Selon lui, la montée en puissance de groupes armés tels que le FLA et le JNIM constitue un tournant critique. Il estime que ces entités, souvent présentées sous le prisme religieux, relèvent en réalité davantage de dynamiques territoriales, notamment liées à la question de l’Azawad. Une lecture qui, selon lui, doit permettre de mieux comprendre la nature du conflit et d’adapter les réponses sécuritaires.
Dans son analyse, le journaliste critique également certaines réactions observées sur le continent, notamment le soutien apporté au départ de la Mission multidimensionnelle intégrée des Nations unies pour la stabilisation au Mali (MINUSMA).

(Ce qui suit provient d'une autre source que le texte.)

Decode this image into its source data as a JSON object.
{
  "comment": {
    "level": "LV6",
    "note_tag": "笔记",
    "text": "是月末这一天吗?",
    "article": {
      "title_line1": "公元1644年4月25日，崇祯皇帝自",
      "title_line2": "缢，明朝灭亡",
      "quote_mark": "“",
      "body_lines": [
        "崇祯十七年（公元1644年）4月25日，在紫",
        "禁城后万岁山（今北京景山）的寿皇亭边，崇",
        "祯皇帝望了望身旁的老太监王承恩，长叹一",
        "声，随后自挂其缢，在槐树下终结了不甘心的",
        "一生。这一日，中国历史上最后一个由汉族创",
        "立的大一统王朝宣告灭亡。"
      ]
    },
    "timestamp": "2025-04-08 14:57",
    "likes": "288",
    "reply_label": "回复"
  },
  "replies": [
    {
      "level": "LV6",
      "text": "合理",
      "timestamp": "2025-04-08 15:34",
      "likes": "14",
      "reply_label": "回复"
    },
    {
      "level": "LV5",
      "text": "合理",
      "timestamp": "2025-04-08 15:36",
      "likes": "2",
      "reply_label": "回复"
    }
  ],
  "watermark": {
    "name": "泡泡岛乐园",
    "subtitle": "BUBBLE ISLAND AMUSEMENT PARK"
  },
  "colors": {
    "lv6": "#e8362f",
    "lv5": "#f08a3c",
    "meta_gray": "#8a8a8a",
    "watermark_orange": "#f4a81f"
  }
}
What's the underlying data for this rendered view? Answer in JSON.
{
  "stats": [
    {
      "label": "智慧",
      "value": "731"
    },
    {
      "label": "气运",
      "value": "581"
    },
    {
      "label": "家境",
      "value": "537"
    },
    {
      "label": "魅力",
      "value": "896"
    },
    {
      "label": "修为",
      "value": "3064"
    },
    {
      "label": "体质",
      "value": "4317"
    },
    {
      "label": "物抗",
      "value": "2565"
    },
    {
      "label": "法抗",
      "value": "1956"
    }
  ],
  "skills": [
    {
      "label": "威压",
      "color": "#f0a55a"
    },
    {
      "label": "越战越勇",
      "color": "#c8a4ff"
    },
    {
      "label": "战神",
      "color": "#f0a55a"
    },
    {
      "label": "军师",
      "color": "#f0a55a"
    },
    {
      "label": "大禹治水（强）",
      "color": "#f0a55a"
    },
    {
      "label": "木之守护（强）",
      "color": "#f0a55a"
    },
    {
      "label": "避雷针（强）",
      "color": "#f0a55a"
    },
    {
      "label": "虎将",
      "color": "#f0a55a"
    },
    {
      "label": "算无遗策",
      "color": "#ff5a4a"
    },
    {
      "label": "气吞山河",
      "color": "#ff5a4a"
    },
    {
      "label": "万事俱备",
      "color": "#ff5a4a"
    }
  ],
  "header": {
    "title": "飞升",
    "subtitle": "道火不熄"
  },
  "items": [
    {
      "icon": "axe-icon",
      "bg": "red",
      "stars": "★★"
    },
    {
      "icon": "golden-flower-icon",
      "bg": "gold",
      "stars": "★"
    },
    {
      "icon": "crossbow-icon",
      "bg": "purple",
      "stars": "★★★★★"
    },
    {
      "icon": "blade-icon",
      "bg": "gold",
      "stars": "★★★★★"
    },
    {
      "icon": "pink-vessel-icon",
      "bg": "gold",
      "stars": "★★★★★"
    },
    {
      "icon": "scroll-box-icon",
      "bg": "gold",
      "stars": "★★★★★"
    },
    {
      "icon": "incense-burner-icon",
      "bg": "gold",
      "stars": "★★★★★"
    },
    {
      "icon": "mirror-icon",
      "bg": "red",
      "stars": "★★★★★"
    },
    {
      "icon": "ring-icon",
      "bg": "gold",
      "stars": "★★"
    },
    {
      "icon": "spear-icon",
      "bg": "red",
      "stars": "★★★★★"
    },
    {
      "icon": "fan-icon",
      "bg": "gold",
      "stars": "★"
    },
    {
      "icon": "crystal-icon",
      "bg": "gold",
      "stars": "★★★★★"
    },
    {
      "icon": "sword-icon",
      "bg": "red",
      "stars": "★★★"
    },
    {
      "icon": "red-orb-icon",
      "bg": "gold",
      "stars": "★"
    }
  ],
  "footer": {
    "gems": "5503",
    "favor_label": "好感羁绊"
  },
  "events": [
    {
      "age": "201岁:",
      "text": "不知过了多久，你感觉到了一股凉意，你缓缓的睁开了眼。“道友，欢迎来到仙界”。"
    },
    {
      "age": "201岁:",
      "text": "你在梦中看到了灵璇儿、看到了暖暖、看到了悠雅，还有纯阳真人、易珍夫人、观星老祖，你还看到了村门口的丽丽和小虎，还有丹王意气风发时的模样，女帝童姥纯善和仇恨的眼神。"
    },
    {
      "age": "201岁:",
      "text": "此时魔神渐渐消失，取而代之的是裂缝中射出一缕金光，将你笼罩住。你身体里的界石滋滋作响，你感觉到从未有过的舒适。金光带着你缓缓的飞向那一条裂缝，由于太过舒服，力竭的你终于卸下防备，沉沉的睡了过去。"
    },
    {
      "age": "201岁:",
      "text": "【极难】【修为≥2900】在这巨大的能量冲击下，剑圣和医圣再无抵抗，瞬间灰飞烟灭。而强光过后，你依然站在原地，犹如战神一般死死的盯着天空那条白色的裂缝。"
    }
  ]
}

Il rappelle que cette force était majoritairement composée de contingents africains et que son retrait a contribué à fragiliser davantage l’équilibre sécuritaire du pays.
Elhadji Fallou Khouma s’interroge en outre sur les choix opérés par les autorités maliennes, notamment le recours à des partenaires extérieurs comme des mercenaires russes, au détriment, dit-il, d’une solidarité régionale. « La souveraineté ne se décrète pas », insiste-t-il, appelant à une approche fondée sur une lecture lucide des réalités géopolitiques et géostratégiques.

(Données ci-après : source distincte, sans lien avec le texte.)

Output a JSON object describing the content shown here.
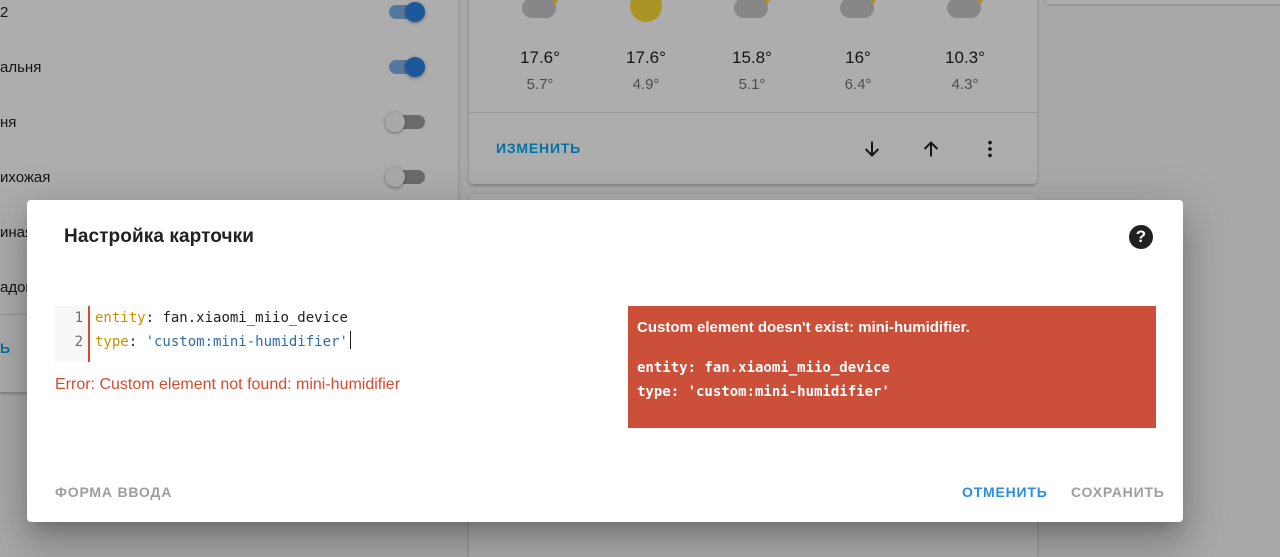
{
  "entities": [
    {
      "name": "2",
      "state": "on"
    },
    {
      "name": "альня",
      "state": "on"
    },
    {
      "name": "ня",
      "state": "off"
    },
    {
      "name": "ихожая",
      "state": "off"
    },
    {
      "name": "иная",
      "state": ""
    },
    {
      "name": "адов",
      "state": ""
    }
  ],
  "left_card_action": "Ь",
  "weather": {
    "forecast": [
      {
        "icon": "partly-cloudy-icon",
        "high": "17.6°",
        "low": "5.7°"
      },
      {
        "icon": "sunny-icon",
        "high": "17.6°",
        "low": "4.9°"
      },
      {
        "icon": "partly-cloudy-icon",
        "high": "15.8°",
        "low": "5.1°"
      },
      {
        "icon": "partly-cloudy-icon",
        "high": "16°",
        "low": "6.4°"
      },
      {
        "icon": "partly-cloudy-icon",
        "high": "10.3°",
        "low": "4.3°"
      }
    ],
    "edit_label": "ИЗМЕНИТЬ",
    "icons": {
      "move_down": "arrow-down-icon",
      "move_up": "arrow-up-icon",
      "menu": "more-vertical-icon"
    }
  },
  "dialog": {
    "title": "Настройка карточки",
    "help_icon": "help-circle-icon",
    "help_glyph": "?",
    "editor": {
      "lines": [
        {
          "number": "1",
          "key": "entity",
          "sep": ": ",
          "value": "fan.xiaomi_miio_device"
        },
        {
          "number": "2",
          "key": "type",
          "sep": ": ",
          "value": "'custom:mini-humidifier'"
        }
      ],
      "error": "Error: Custom element not found: mini-humidifier"
    },
    "preview": {
      "title": "Custom element doesn't exist: mini-humidifier.",
      "lines": [
        "entity: fan.xiaomi_miio_device",
        "type: 'custom:mini-humidifier'"
      ],
      "background": "#cc4f3a"
    },
    "actions": {
      "form_toggle": "ФОРМА ВВОДА",
      "cancel": "ОТМЕНИТЬ",
      "save": "СОХРАНИТЬ"
    }
  },
  "colors": {
    "accent": "#2b8ee4",
    "error": "#d84a2e",
    "toggle_on": "#2b84e3",
    "sun": "#fdd835"
  }
}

Autre point soulevé : les limites de l’Alliance des États du Sahel (AES). Le journaliste pointe notamment les failles en matière de renseignement, qu’il considère comme un maillon essentiel dans la lutte contre le terrorisme. À ses yeux, ces insuffisances réduisent considérablement la capacité de l’organisation à faire face à la menace.
Face à cette situation, il pose une série de questions stratégiques : la Communauté économique des États de l’Afrique de l’Ouest (CEDEAO) doit-elle intervenir au Mali ? Ou doit-elle attendre une sollicitation formelle des autorités maliennes, au nom du respect de la souveraineté des États ?

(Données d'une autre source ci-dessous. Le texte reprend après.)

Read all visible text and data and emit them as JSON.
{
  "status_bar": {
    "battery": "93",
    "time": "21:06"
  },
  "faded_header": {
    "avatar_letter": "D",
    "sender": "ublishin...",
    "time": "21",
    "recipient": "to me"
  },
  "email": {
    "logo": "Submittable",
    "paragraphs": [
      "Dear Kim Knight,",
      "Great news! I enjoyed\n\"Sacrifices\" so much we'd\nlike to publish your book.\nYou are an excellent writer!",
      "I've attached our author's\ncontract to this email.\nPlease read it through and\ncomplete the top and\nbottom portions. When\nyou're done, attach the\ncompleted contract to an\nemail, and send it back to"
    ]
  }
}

Le cas du Sénégal est également évoqué. Elhadji Fallou Khouma s’interroge sur la posture à adopter, rappelant que des groupes jihadistes ont déjà exprimé des intentions hostiles à l’égard du pays. Dans ce contexte, il estime que l’inaction pourrait représenter un risque.
Enfin, le journaliste met en garde contre un objectif stratégique des groupes armés : l’accès à la façade maritime ouest-africaine. Une perspective qui, si elle se concrétisait, constituerait un bouleversement majeur pour toute la région.
À travers cette contribution, Elhadji Fallou Khouma appelle à une prise de conscience collective et à une réponse coordonnée, fondée sur une coopération régionale renforcée et une anticipation des menaces.